To love Jesus means to keep His commandments. [Such keeping] is not a matter of mere obedience but of loving imitation. [Try as one might, it is impossible to honestly obey anyone unless one also loves them; neither pride nor indifference can even feign the virtues of humility and dedication required to observe another’s commands. On the other hand,] if I love a person, I want to keep that person’s commandments, both out of loyalty and out of respect for that person’s qualities: [for as one who loves will easily discern,] the commandments [given] will reveal and mirror that person’s qualities. So, the Law given by Moses reveals God’s nature by what He commands. Just so, the actions of Jesus reveal His and the Father’s nature: He heals, He loves, He judges, He forgives, He commands. To obey the commands [given by our loving God] is a response in love, [not legalism. To keep them, like a gift, is the natural and necessary consequence of our personal relationship to Him]: we need to do just that.

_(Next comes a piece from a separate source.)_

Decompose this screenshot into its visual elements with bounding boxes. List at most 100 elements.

Dom Henry Wansbrough; Commentary on John 14:15

[John 13:31] is the start of John’s report of the great final teaching of Jesus at the Last Supper about the future of His Church and His disciples. [It is] a great discourse of Jesus about the obligations, duties and dangers which will come upon His disciples after His own death and resurrection, [a time we also live in. So, like the Apostles,] as we approach the Birth of the Church at Pentecost, we need to listen to how Jesus envisaged His community. [This discourse immediately] gives the essentials. At the head of the Christian community stands [Christ,] the glorified Son of Man, in Whom God is glorified. But this is no distant figurehead, for He will come to be present among His disciples. And how? In the love which His disciples show for one another. One is reminded of the legend about the aged Saint John, wheeled into the church at Ephesus. When asked for the message of Jesus, all he would say was, ‘My little children, love one another.’